Submitted to: Journal of ASTM International
Publication Type: Peer reviewed journal
Publication Acceptance Date: 10/20/2008
Publication Date: 1/1/2009
Citation: Sojka, R.E., Lehrsch, G.A., Kostka, S.J., Reed, J.L., Koehn, A.C., Foerster, J.A. 2009. Soil Water Measurements Relevant to Agronomic and Environmental Functions of Chemically Treated Soil. Journal of ASTM International. 6(1):1-20. Interpretive Summary: Many in the chemical industry and in various facets of turf and landscape management, who employ herbicides, pesticides, fungicides, and various soil and nutrient amendments, are highly trained in chemistry and related specialties, but have little or no expertise in soil physics. Soil physics provides the principles and measurement expertise to properly assess the status of water in soil, and concomitantly, the transport of applied chemicals that move with, or under the influence of soil water. While it is not possible to provide a thorough understanding of this enormous field of environmental science in a single paper, it is useful to have a concise guide to key concepts. The authors were invited to provide a summary of key principles of soil physics and soil water monitoring technologies to guide turf and landscape specialists interested in better assessing water status and its influence on applied chemicals. This paper describes the soil three phase system, the major categories of water status (quantity, energy status, and internal flow), the dominant measurement techniques, and give a brief description of how these principles and measurements relate to the movement of chemicals in soil.
Technical Abstract: Modern agricultural, turf and landscape management routinely apply and depend upon chemical applications to optimize system function for specific outcomes. The effectiveness of these applied chemicals to achieve desired outcomes usually depends upon their interaction with and transport by water. To fully and accurately assess the role of water as a chemical delivery and activation system requires a good understanding of how the applied chemicals, soil, and water interact, the scale at which a phenomenon is important, the nature of soil variability, and which of the three dominant soil water properties (content, movement, or potential energy) is most important in assessing water’s role. The science of this assessment process is extensive and its literature is voluminous. For the uninitiated, however, it is worth being aware at least of the basics of soil water assessment and where some of the pitfalls lie.
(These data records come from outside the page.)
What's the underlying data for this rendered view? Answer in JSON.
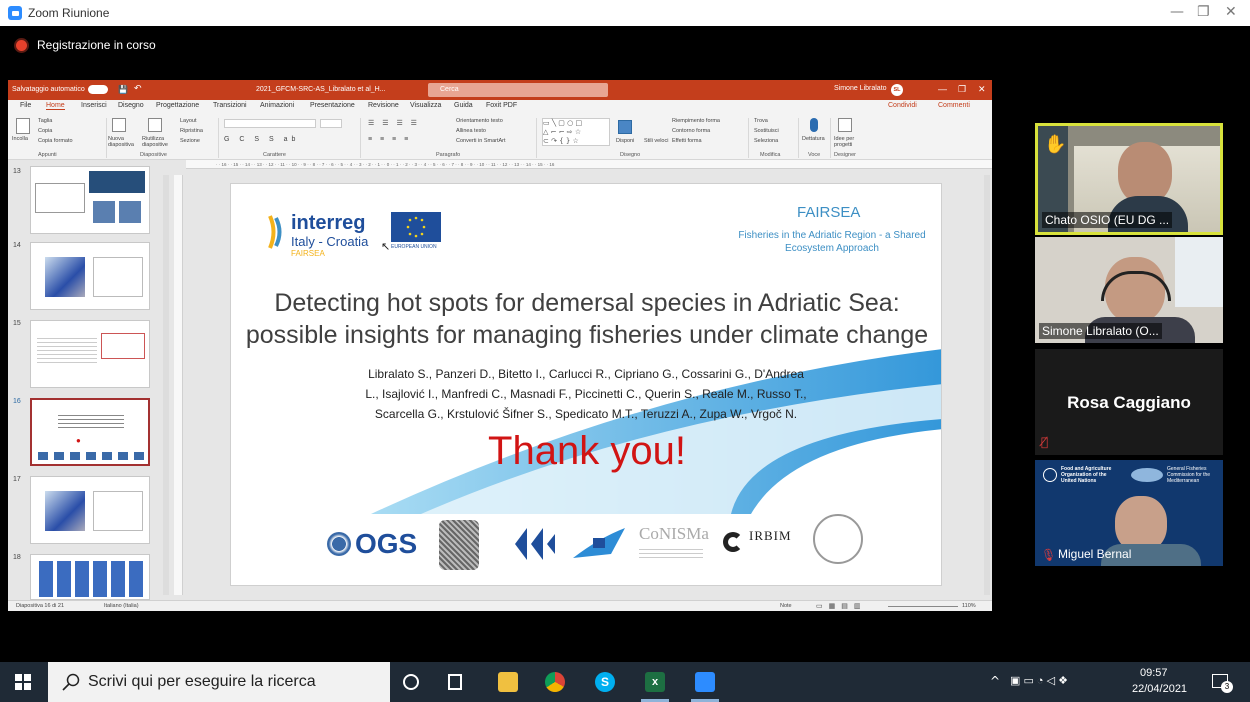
{
  "zoom": {
    "window_title": "Zoom Riunione",
    "recording": "Registrazione in corso"
  },
  "ppt": {
    "autosave": "Salvataggio automatico",
    "filename": "2021_GFCM-SRC-AS_Libralato et al_H...",
    "search": "Cerca",
    "user": "Simone Libralato",
    "user_initials": "SL",
    "menu": [
      "File",
      "Home",
      "Inserisci",
      "Disegno",
      "Progettazione",
      "Transizioni",
      "Animazioni",
      "Presentazione",
      "Revisione",
      "Visualizza",
      "Guida",
      "Foxit PDF"
    ],
    "share": "Condividi",
    "comments": "Commenti",
    "ribbon": {
      "appunti": "Appunti",
      "incolla": "Incolla",
      "taglia": "Taglia",
      "copia": "Copia",
      "copia_formato": "Copia formato",
      "nuova_diapositiva": "Nuova diapositiva",
      "riutilizza": "Riutilizza diapositive",
      "diapositive": "Diapositive",
      "layout": "Layout",
      "ripristina": "Ripristina",
      "sezione": "Sezione",
      "carattere": "Carattere",
      "paragrafo": "Paragrafo",
      "orientamento": "Orientamento testo",
      "allinea": "Allinea testo",
      "smartart": "Converti in SmartArt",
      "disegno": "Disegno",
      "disponi": "Disponi",
      "stili": "Stili veloci",
      "riempimento": "Riempimento forma",
      "contorno": "Contorno forma",
      "effetti": "Effetti forma",
      "trova": "Trova",
      "sostituisci": "Sostituisci",
      "seleziona": "Seleziona",
      "modifica": "Modifica",
      "dettatura": "Dettatura",
      "voce": "Voce",
      "idee": "Idee per progetti",
      "designer": "Designer"
    },
    "thumbnails": [
      {
        "num": "13"
      },
      {
        "num": "14"
      },
      {
        "num": "15"
      },
      {
        "num": "16"
      },
      {
        "num": "17"
      },
      {
        "num": "18"
      }
    ],
    "status": {
      "slide_count": "Diapositiva 16 di 21",
      "language": "Italiano (Italia)",
      "notes": "Note",
      "zoom": "110%"
    }
  },
  "slide": {
    "interreg": "interreg",
    "interreg_sub": "Italy - Croatia",
    "fairsea_small": "FAIRSEA",
    "eu": "EUROPEAN UNION",
    "fairsea": "FAIRSEA",
    "fairsea_sub": "Fisheries in the Adriatic Region - a Shared Ecosystem Approach",
    "title_line1": "Detecting hot spots for demersal species in Adriatic Sea:",
    "title_line2": "possible insights for managing fisheries under climate change",
    "authors_line1": "Libralato S., Panzeri D., Bitetto I., Carlucci R., Cipriano G., Cossarini G., D'Andrea",
    "authors_line2": "L., Isajlović I., Manfredi C., Masnadi F., Piccinetti C., Querin S., Reale M., Russo T.,",
    "authors_line3": "Scarcella G., Krstulović Šifner S., Spedicato M.T., Teruzzi A., Zupa W., Vrgoč N.",
    "thanks": "Thank you!",
    "logo_ogs": "OGS",
    "logo_conisma": "CoNISMa",
    "logo_irbim": "IRBIM"
  },
  "participants": [
    {
      "name": "Chato OSIO (EU DG ...",
      "hand_raised": true
    },
    {
      "name": "Simone Libralato (O..."
    },
    {
      "name": "Rosa Caggiano",
      "muted": true
    },
    {
      "name": "Miguel Bernal",
      "muted": true,
      "fao_text": "Food and Agriculture Organization of the United Nations",
      "gfcm_text": "General Fisheries Commission for the Mediterranean"
    }
  ],
  "taskbar": {
    "search_placeholder": "Scrivi qui per eseguire la ricerca",
    "time": "09:57",
    "date": "22/04/2021",
    "notifications": "3"
  },
  "colors": {
    "ppt_red": "#c43e1c",
    "zoom_blue": "#2d8cff",
    "hand_border": "#d8e23c",
    "thanks_red": "#d11414"
  }
}
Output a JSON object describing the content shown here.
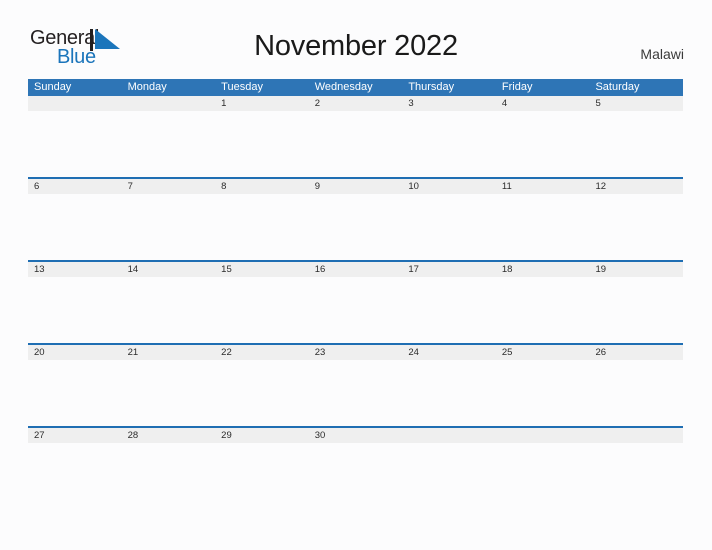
{
  "brand": {
    "word_one": "General",
    "word_two": "Blue",
    "mark_icon": "triangle-flag-icon",
    "color_dark": "#231f20",
    "color_blue": "#1b75bb"
  },
  "header": {
    "title": "November 2022",
    "region": "Malawi"
  },
  "theme": {
    "header_blue": "#2e75b6",
    "divider_blue": "#1f6eb3",
    "date_strip_gray": "#efefef",
    "page_background": "#fcfcfd"
  },
  "calendar": {
    "month": "November",
    "year": "2022",
    "weekday_headers": [
      "Sunday",
      "Monday",
      "Tuesday",
      "Wednesday",
      "Thursday",
      "Friday",
      "Saturday"
    ],
    "weeks": [
      {
        "days": [
          "",
          "",
          "1",
          "2",
          "3",
          "4",
          "5"
        ]
      },
      {
        "days": [
          "6",
          "7",
          "8",
          "9",
          "10",
          "11",
          "12"
        ]
      },
      {
        "days": [
          "13",
          "14",
          "15",
          "16",
          "17",
          "18",
          "19"
        ]
      },
      {
        "days": [
          "20",
          "21",
          "22",
          "23",
          "24",
          "25",
          "26"
        ]
      },
      {
        "days": [
          "27",
          "28",
          "29",
          "30",
          "",
          "",
          ""
        ]
      }
    ]
  }
}
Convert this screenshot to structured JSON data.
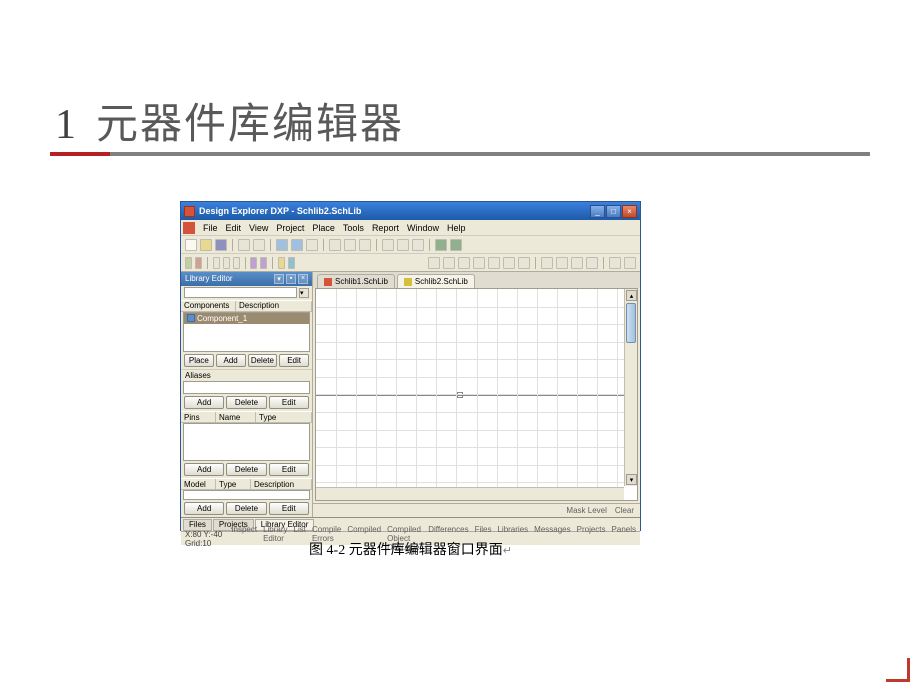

This presentation describes soil as a three phase system (solids, liquid and gases) and highlights some of the key measurements and measurement considerations necessary to appropriately characterize treatment efficacy for specific, and especially, non-intuitive effects. The presentation cannot be comprehensive or substitute for requisite university-level courses in soil physics and soil chemistry, but can, perhaps, alert applicators to situations and considerations that demand more than mere cursory assessment for proper evaluation and interpretation.